Soy de los que no siente ningún entusiasmo por las corridas de toros. Siendo niño, mis padres me llevaron a una charlotada en la plaza de toros de Salamanca. Tuvieron que sacarme de allí preso de una gran congoja. La lidia del primer novillo nunca se me ha borrado de la memoria. Un tierno eral junto a nuestro tendido, atravesado de arriba abajo por el estoque, jadeaba sin pausa con la lengua fuera. El desdichado animal, babeando sangre que le salía de la boca a borbotones y una mirada perdida de conmovedora súplica, gemía como urgiendo la llegada de la muerte. Al sacarme de allí, mis padres tuvieron conmigo una actitud más tierna y solidaria que la de un padre con su hija de cinco años —que cuenta Agustín de Foxá, en su libro «Ternura carpetovetónica»—, quien, para consolarla de similar congoja, a la vista de los destripados caballos de los picadores por no llevar entonces peto de protección, le suelta: «¡No llores, tonta! Mira como el toro le saca las tripitas al caballito». Una reacción como la de mis padres, cuenta Romain Rolland en su «Viaje a España», asistente con su hermana a una corrida en la plaza de toros de Granada. El premio Nobel francés ve con agrado a un muchacho a quien su padre saca del tendido cada vez que los picadores entran en acción, porque le pone enfermo ver a los caballos con las entrañas desparramadas sobre la arena.
De niño, cuando yo iba en los veranos a la aldea zamorana de Villamor de los Escuderos, a lo único que se podía jugar con los muchachos de mi edad era, precisamente, a los toros. No sabían de otros divertimentos de calle: ni canicas, peonza, pelota...; nada, sólo se jugaba a los toros. La fiesta del toro ha estado siempre tan arraigada en ese pueblo, como en tantos otros de España, que por querer acabar con el tradicional encierro y capeas por San Roque, un alcalde innovador, deseoso de desviar el peculio en otras direcciones, hubo de buscar protección de la Guardia Civil para no acabar sus días linchado por los enfurecidos quintos de aquel año.
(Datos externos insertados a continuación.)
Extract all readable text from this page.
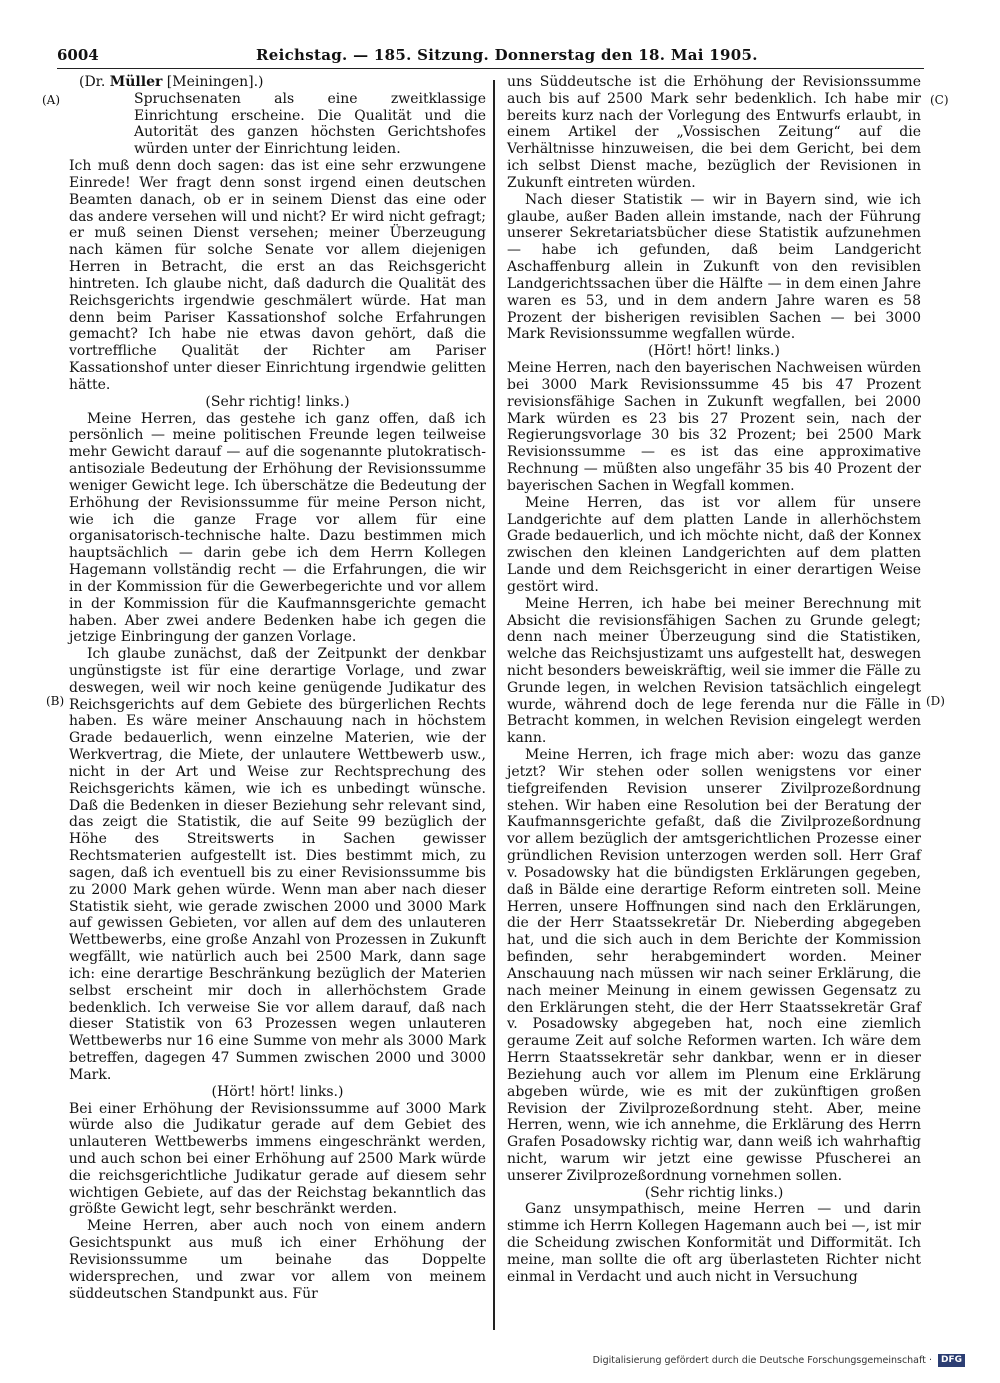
6004	Reichstag. — 185. Sitzung. Donnerstag den 18. Mai 1905.
(A)
(B)
(C)
(D)

(Dr. Müller [Meiningen].)

Spruchsenaten als eine zweitklassige Einrichtung erscheine. Die Qualität und die Autorität des ganzen höchsten Gerichtshofes würden unter der Einrichtung leiden.

Ich muß denn doch sagen: das ist eine sehr erzwungene Einrede! Wer fragt denn sonst irgend einen deutschen Beamten danach, ob er in seinem Dienst das eine oder das andere versehen will und nicht? Er wird nicht gefragt; er muß seinen Dienst versehen; meiner Überzeugung nach kämen für solche Senate vor allem diejenigen Herren in Betracht, die erst an das Reichsgericht hintreten. Ich glaube nicht, daß dadurch die Qualität des Reichsgerichts irgendwie geschmälert würde. Hat man denn beim Pariser Kassationshof solche Erfahrungen gemacht? Ich habe nie etwas davon gehört, daß die vortreffliche Qualität der Richter am Pariser Kassationshof unter dieser Einrichtung irgendwie gelitten hätte.

(Sehr richtig! links.)

Meine Herren, das gestehe ich ganz offen, daß ich persönlich — meine politischen Freunde legen teilweise mehr Gewicht darauf — auf die sogenannte plutokratisch-antisoziale Bedeutung der Erhöhung der Revisionssumme weniger Gewicht lege. Ich überschätze die Bedeutung der Erhöhung der Revisionssumme für meine Person nicht, wie ich die ganze Frage vor allem für eine organisatorisch-technische halte. Dazu bestimmen mich hauptsächlich — darin gebe ich dem Herrn Kollegen Hagemann vollständig recht — die Erfahrungen, die wir in der Kommission für die Gewerbegerichte und vor allem in der Kommission für die Kaufmannsgerichte gemacht haben. Aber zwei andere Bedenken habe ich gegen die jetzige Einbringung der ganzen Vorlage.

Ich glaube zunächst, daß der Zeitpunkt der denkbar ungünstigste ist für eine derartige Vorlage, und zwar deswegen, weil wir noch keine genügende Judikatur des Reichsgerichts auf dem Gebiete des bürgerlichen Rechts haben. Es wäre meiner Anschauung nach in höchstem Grade bedauerlich, wenn einzelne Materien, wie der Werkvertrag, die Miete, der unlautere Wettbewerb usw., nicht in der Art und Weise zur Rechtsprechung des Reichsgerichts kämen, wie ich es unbedingt wünsche. Daß die Bedenken in dieser Beziehung sehr relevant sind, das zeigt die Statistik, die auf Seite 99 bezüglich der Höhe des Streitswerts in Sachen gewisser Rechtsmaterien aufgestellt ist. Dies bestimmt mich, zu sagen, daß ich eventuell bis zu einer Revisionssumme bis zu 2000 Mark gehen würde. Wenn man aber nach dieser Statistik sieht, wie gerade zwischen 2000 und 3000 Mark auf gewissen Gebieten, vor allen auf dem des unlauteren Wettbewerbs, eine große Anzahl von Prozessen in Zukunft wegfällt, wie natürlich auch bei 2500 Mark, dann sage ich: eine derartige Beschränkung bezüglich der Materien selbst erscheint mir doch in allerhöchstem Grade bedenklich. Ich verweise Sie vor allem darauf, daß nach dieser Statistik von 63 Prozessen wegen unlauteren Wettbewerbs nur 16 eine Summe von mehr als 3000 Mark betreffen, dagegen 47 Summen zwischen 2000 und 3000 Mark.

(Hört! hört! links.)

Bei einer Erhöhung der Revisionssumme auf 3000 Mark würde also die Judikatur gerade auf dem Gebiet des unlauteren Wettbewerbs immens eingeschränkt werden, und auch schon bei einer Erhöhung auf 2500 Mark würde die reichsgerichtliche Judikatur gerade auf diesem sehr wichtigen Gebiete, auf das der Reichstag bekanntlich das größte Gewicht legt, sehr beschränkt werden.

Meine Herren, aber auch noch von einem andern Gesichtspunkt aus muß ich einer Erhöhung der Revisionssumme um beinahe das Doppelte widersprechen, und zwar vor allem von meinem süddeutschen Standpunkt aus. Für

uns Süddeutsche ist die Erhöhung der Revisionssumme auch bis auf 2500 Mark sehr bedenklich. Ich habe mir bereits kurz nach der Vorlegung des Entwurfs erlaubt, in einem Artikel der „Vossischen Zeitung“ auf die Verhältnisse hinzuweisen, die bei dem Gericht, bei dem ich selbst Dienst mache, bezüglich der Revisionen in Zukunft eintreten würden.

Nach dieser Statistik — wir in Bayern sind, wie ich glaube, außer Baden allein imstande, nach der Führung unserer Sekretariatsbücher diese Statistik aufzunehmen — habe ich gefunden, daß beim Landgericht Aschaffenburg allein in Zukunft von den revisiblen Landgerichtssachen über die Hälfte — in dem einen Jahre waren es 53, und in dem andern Jahre waren es 58 Prozent der bisherigen revisiblen Sachen — bei 3000 Mark Revisionssumme wegfallen würde.

(Hört! hört! links.)

Meine Herren, nach den bayerischen Nachweisen würden bei 3000 Mark Revisionssumme 45 bis 47 Prozent revisionsfähige Sachen in Zukunft wegfallen, bei 2000 Mark würden es 23 bis 27 Prozent sein, nach der Regierungsvorlage 30 bis 32 Prozent; bei 2500 Mark Revisionssumme — es ist das eine approximative Rechnung — müßten also ungefähr 35 bis 40 Prozent der bayerischen Sachen in Wegfall kommen.

Meine Herren, das ist vor allem für unsere Landgerichte auf dem platten Lande in allerhöchstem Grade bedauerlich, und ich möchte nicht, daß der Konnex zwischen den kleinen Landgerichten auf dem platten Lande und dem Reichsgericht in einer derartigen Weise gestört wird.

Meine Herren, ich habe bei meiner Berechnung mit Absicht die revisionsfähigen Sachen zu Grunde gelegt; denn nach meiner Überzeugung sind die Statistiken, welche das Reichsjustizamt uns aufgestellt hat, deswegen nicht besonders beweiskräftig, weil sie immer die Fälle zu Grunde legen, in welchen Revision tatsächlich eingelegt wurde, während doch de lege ferenda nur die Fälle in Betracht kommen, in welchen Revision eingelegt werden kann.

Meine Herren, ich frage mich aber: wozu das ganze jetzt? Wir stehen oder sollen wenigstens vor einer tiefgreifenden Revision unserer Zivilprozeßordnung stehen. Wir haben eine Resolution bei der Beratung der Kaufmannsgerichte gefaßt, daß die Zivilprozeßordnung vor allem bezüglich der amtsgerichtlichen Prozesse einer gründlichen Revision unterzogen werden soll. Herr Graf v. Posadowsky hat die bündigsten Erklärungen gegeben, daß in Bälde eine derartige Reform eintreten soll. Meine Herren, unsere Hoffnungen sind nach den Erklärungen, die der Herr Staatssekretär Dr. Nieberding abgegeben hat, und die sich auch in dem Berichte der Kommission befinden, sehr herabgemindert worden. Meiner Anschauung nach müssen wir nach seiner Erklärung, die nach meiner Meinung in einem gewissen Gegensatz zu den Erklärungen steht, die der Herr Staatssekretär Graf v. Posadowsky abgegeben hat, noch eine ziemlich geraume Zeit auf solche Reformen warten. Ich wäre dem Herrn Staatssekretär sehr dankbar, wenn er in dieser Beziehung auch vor allem im Plenum eine Erklärung abgeben würde, wie es mit der zukünftigen großen Revision der Zivilprozeßordnung steht. Aber, meine Herren, wenn, wie ich annehme, die Erklärung des Herrn Grafen Posadowsky richtig war, dann weiß ich wahrhaftig nicht, warum wir jetzt eine gewisse Pfuscherei an unserer Zivilprozeßordnung vornehmen sollen.

(Sehr richtig links.)

Ganz unsympathisch, meine Herren — und darin stimme ich Herrn Kollegen Hagemann auch bei —, ist mir die Scheidung zwischen Konformität und Difformität. Ich meine, man sollte die oft arg überlasteten Richter nicht einmal in Verdacht und auch nicht in Versuchung

Digitalisierung gefördert durch die Deutsche Forschungsgemeinschaft · DFG
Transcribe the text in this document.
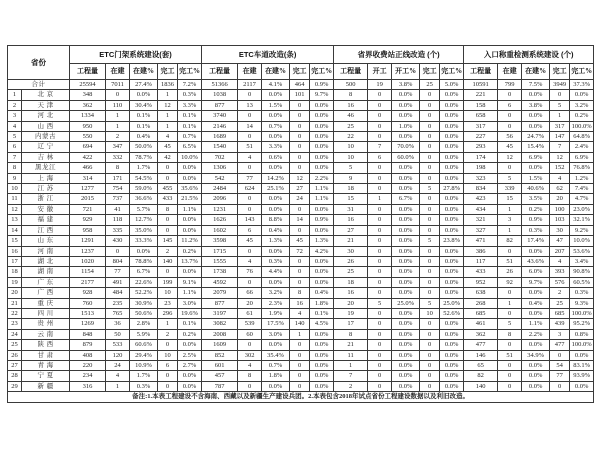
省份		ETC门架系统建设(套)					ETC车道改造(条)					省界收费站正线改造 (个)					入口称重检测系统建设 (个)				
		工程量	在建	在建%	完工	完工%	工程量	在建	在建%	完工	完工%	工程量	开工	开工%	完工	完工%	工程量	在建	在建%	完工	完工%
合计		25594	7011	27.4%	1836	7.2%	51366	2117	4.1%	464	0.9%	500	19	3.8%	25	5.0%	10591	799	7.5%	3949	37.3%
1	北 京	348	0	0.0%	1	0.3%	1038	0	0.0%	101	9.7%	8	0	0.0%	0	0.0%	221	0	0.0%	0	0.0%
2	天 津	362	110	30.4%	12	3.3%	877	13	1.5%	0	0.0%	16	0	0.0%	0	0.0%	158	6	3.8%	5	3.2%
3	河 北	1334	1	0.1%	1	0.1%	3740	0	0.0%	0	0.0%	46	0	0.0%	0	0.0%	658	0	0.0%	1	0.2%
4	山 西	950	1	0.1%	1	0.1%	2146	14	0.7%	0	0.0%	25	0	1.0%	0	0.0%	317	0	0.0%	317	100.0%
5	内蒙古	550	2	0.4%	4	0.7%	1689	0	0.0%	0	0.0%	22	0	0.0%	0	0.0%	227	56	24.7%	147	64.8%
6	辽 宁	694	347	50.0%	45	6.5%	1540	51	3.3%	0	0.0%	10	7	70.0%	0	0.0%	293	45	15.4%	7	2.4%
7	吉 林	422	332	78.7%	42	10.0%	702	4	0.6%	0	0.0%	10	6	60.0%	0	0.0%	174	12	6.9%	12	6.9%
8	黑龙江	466	8	1.7%	0	0.0%	1306	0	0.0%	0	0.0%	5	0	0.0%	0	0.0%	198	0	0.0%	152	76.8%
9	上 海	314	171	54.5%	0	0.0%	542	77	14.2%	12	2.2%	9	0	0.0%	0	0.0%	323	5	1.5%	4	1.2%
10	江 苏	1277	754	59.0%	455	35.6%	2484	624	25.1%	27	1.1%	18	0	0.0%	5	27.8%	834	339	40.6%	62	7.4%
11	浙 江	2015	737	36.6%	433	21.5%	2096	0	0.0%	24	1.1%	15	1	6.7%	0	0.0%	423	15	3.5%	20	4.7%
12	安 徽	721	41	5.7%	8	1.1%	1231	0	0.0%	0	0.0%	31	0	0.0%	0	0.0%	434	1	0.2%	100	23.0%
13	福 建	929	118	12.7%	0	0.0%	1626	143	8.8%	14	0.9%	16	0	0.0%	0	0.0%	321	3	0.9%	103	32.1%
14	江 西	958	335	35.0%	0	0.0%	1602	6	0.4%	0	0.0%	27	0	0.0%	0	0.0%	327	1	0.3%	30	9.2%
15	山 东	1291	430	33.3%	145	11.2%	3598	45	1.3%	45	1.3%	21	0	0.0%	5	23.8%	471	82	17.4%	47	10.0%
16	河 南	1237	0	0.0%	2	0.2%	1715	0	0.0%	72	4.2%	30	0	0.0%	0	0.0%	386	0	0.0%	207	53.6%
17	湖 北	1020	804	78.8%	140	13.7%	1555	4	0.3%	0	0.0%	26	0	0.0%	0	0.0%	117	51	43.6%	4	3.4%
18	湖 南	1154	77	6.7%	0	0.0%	1738	76	4.4%	0	0.0%	25	0	0.0%	0	0.0%	433	26	6.0%	393	90.8%
19	广 东	2177	491	22.6%	199	9.1%	4592	0	0.0%	0	0.0%	18	0	0.0%	0	0.0%	952	92	9.7%	576	60.5%
20	广 西	928	484	52.2%	10	1.1%	2079	66	3.2%	8	0.4%	16	0	0.0%	0	0.0%	638	0	0.0%	2	0.3%
21	重 庆	760	235	30.9%	23	3.0%	877	20	2.3%	16	1.8%	20	5	25.0%	5	25.0%	268	1	0.4%	25	9.3%
22	四 川	1513	765	50.6%	296	19.6%	3197	61	1.9%	4	0.1%	19	0	0.0%	10	52.6%	685	0	0.0%	685	100.0%
23	贵 州	1269	36	2.8%	1	0.1%	3082	539	17.5%	140	4.5%	17	0	0.0%	0	0.0%	461	5	1.1%	439	95.2%
24	云 南	848	50	5.9%	2	0.2%	2008	60	3.0%	1	0.0%	8	0	0.0%	0	0.0%	362	8	2.2%	3	0.8%
25	陕 西	879	533	60.6%	0	0.0%	1609	0	0.0%	0	0.0%	21	0	0.0%	0	0.0%	477	0	0.0%	477	100.0%
26	甘 肃	408	120	29.4%	10	2.5%	852	302	35.4%	0	0.0%	11	0	0.0%	0	0.0%	146	51	34.9%	0	0.0%
27	青 海	220	24	10.9%	6	2.7%	601	4	0.7%	0	0.0%	1	0	0.0%	0	0.0%	65	0	0.0%	54	83.1%
28	宁 夏	234	4	1.7%	0	0.0%	457	8	1.8%	0	0.0%	7	0	0.0%	0	0.0%	82	0	0.0%	77	93.9%
29	新 疆	316	1	0.3%	0	0.0%	787	0	0.0%	0	0.0%	2	0	0.0%	0	0.0%	140	0	0.0%	0	0.0%
备注:1.本表工程建设不含海南、西藏以及新疆生产建设兵团。2.本表包含2018年试点省份工程建设数据以及利旧改造。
De la Fiesta Nacional reconozco, no obstante, la demostración de ciertas virtudes, como la valentía y el coraje, además de su plasticidad colorista y musical. Las faenas de capa y muleta, por ejemplo, no están exentas de gracia y una precisión de movimientos verdaderamente artística. Como lo es también la suerte de rejones desde briosos corceles con quiebros y cabriolas para burlar los pitones del animal. Incluso podía decirse, una vez que a los caballos de los picadores se les protegió con petos en la suerte de varas, que la corrida de toros es el menos bárbaro de todos los espectáculos sangrientos. Resumiría que la tauromaquia es un pintoresco museo con unos cuadros primorosos y otros detestables. En el espectáculo taurino podría decirse que se dan reunidos y perfeccionados los elementos estéticos de la equitación y de la esquiva, acompañados de su propia música coral e instrumental como son los «olés» y los pasodobles.
Apenas hay libro, folleto, película, cartel, periódico extranjero que trate de España; ni obra española de historia, poesía, costumbres, viajes, Goya, Picasso, etc., que no diga algo de los toros; ni lenguaje que no emplee expresiones correspondientes al rico acervo taurino. Sea cual fuere el porvenir reservado a la Fiesta Nacional, aun suponiendo que suenen algún día los clarines de su muerte, siempre quedará del sangriento y plástico espectáculo un preciado recuerdo histórico y una huella profunda e indeleble en el idioma. Entonces, los españoles no sé si seremos mejores o peores, seremos otros.